Можно с определенной симпатией отнестись к вердикту Филипса. Кроме того, анализ Паттерсона подчеркивает некоторые опасности, которые могут возникнуть в результате применения сравнительного подхода. Он не проводит четкого различия между позднеантичными придворными евнухами и евнухами в Византийской империи, а ведь, как будет подробнее показано в следующей главе, между ними существовали важные различия. Его знания о Византии порой зависят от некоторых стереотипных негативных известий[500]. Его взгляд на нечистоту византийских евнухов, основанный на китайских источниках, преувеличен точно так же, как преуменьшена оценка альтернативной точки зрения – об их чистоте. В конечном счете, его замечание о том, что высшему господину требуется лучший раб, убедительно, но это объяснение уводит нас в сторону. Впрочем, и другие исследователи подчеркивали ценность евнухов как посредников. Хопкинс сам высказывал это мнение, а совсем недавно Мармон и Рингроуз исследовали этот вопрос касательно исламских и византийских евнухов соответственно[501]. Интересно, что они связывают эту способность к посредничеству с гендерной идентичностью евнухов, – это тот аспект, который не был затронут Хопкинсом, но который был определен Стивенсоном как, вероятно, весьма важный. Изучая евнухов как хранителей священного пространства в исламском обществе, Мармон утверждает, что евнухи были «категорией бесполых индивидуумов, которые одновременно определяли и пересекали границы морального и физического пространства в мире живых и в мире мертвых»[502]. Пытаясь понять, почему евнухи были, по-видимому, неотъемлемым элементом византийского общества, Рингроуз приходит к выводу, что «упрощенный ответ заключается в том, что евнухи составляли третий пол – людей, у которых была уникальная способность посредничать между социальными группами»[503]. Сложность подобных теорий, как и в случае с Паттерсоном, заключается в том, что трудно представить себе, чтобы рассматриваемые общества давали объяснение использованию евнухов в таких терминах. Они представляют собой современные осмысления исторической практики.
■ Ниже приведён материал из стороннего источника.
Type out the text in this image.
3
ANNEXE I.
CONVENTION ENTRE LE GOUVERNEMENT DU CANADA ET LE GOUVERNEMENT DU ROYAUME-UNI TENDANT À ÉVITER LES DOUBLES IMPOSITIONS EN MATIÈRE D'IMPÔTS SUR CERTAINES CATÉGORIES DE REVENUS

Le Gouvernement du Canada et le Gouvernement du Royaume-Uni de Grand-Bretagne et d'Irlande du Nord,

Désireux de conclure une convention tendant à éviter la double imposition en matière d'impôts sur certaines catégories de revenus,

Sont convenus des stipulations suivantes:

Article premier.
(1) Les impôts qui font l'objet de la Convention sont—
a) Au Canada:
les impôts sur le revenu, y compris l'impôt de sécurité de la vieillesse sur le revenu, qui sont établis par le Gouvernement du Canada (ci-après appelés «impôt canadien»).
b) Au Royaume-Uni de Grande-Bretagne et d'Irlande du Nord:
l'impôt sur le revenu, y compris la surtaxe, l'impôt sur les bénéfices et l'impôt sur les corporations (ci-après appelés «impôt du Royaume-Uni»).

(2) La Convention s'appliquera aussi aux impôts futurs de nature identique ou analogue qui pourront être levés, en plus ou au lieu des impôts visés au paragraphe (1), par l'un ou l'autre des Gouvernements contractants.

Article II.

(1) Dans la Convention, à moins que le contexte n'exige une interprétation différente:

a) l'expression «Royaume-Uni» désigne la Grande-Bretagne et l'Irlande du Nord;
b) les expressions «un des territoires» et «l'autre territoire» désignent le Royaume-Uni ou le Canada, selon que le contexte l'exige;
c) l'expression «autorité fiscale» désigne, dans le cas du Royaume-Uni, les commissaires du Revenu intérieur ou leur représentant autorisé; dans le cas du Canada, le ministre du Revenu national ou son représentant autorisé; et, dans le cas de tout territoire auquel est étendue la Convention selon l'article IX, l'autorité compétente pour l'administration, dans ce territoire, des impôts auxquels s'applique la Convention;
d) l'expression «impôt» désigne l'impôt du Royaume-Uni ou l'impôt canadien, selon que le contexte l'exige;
На наш взгляд, чтобы решение было действенным, оно должно быть понятным соответствующему обществу. Евнухов ценили за то, что они были евнухами. Это оценил Паттерсон и невольно осознал Виттфогелем. Его мнение о том, что обычные рабы «более нормального телосложения» были бы полезнее автократическим правителям, чем кастрированные, предполагает, что автократические правители предпочитали агентов-евнухов по какой-то конкретной причине[504]. Утверждение Паттерсона о том, что высшему господину требуется лучший раб, дает этому привлекательное объяснение. Хопкинс подчеркнул, что изменение характера власти римского императора в поздней античности было важным фактором, способствовавшим появлению придворных евнухов. Нет сомнений в том, что эта эволюция представляла собой непрерывный процесс, от принципата к доминату, причем эллинистические и другие восточные модели, например персидская, также оказывали влияние на римскую имперскую идентичность[505]. Октавиан высмеивал роль евнухов при дворе Клеопатры VII, но к IV веку историк Аммиан Марцеллин высмеивает по той же причине римского императора Констанция II. В «Истории августов» описан персидский пример использования евнухов и связанный с этим характер правителя. Отмечая, что Александр Север не использовал евнухов в качестве советников или служителей, она продолжает:
«Они одни губят принцепсов, потому что хотят жить по обычаю народов или персидских царей: они удаляют их от народа и друзей, и становятся посредниками, часто сообщая отличное от того, что было отвечено [императором], отгораживая своего принцепса и стремясь, прежде всего, чтобы он ничего не узнал»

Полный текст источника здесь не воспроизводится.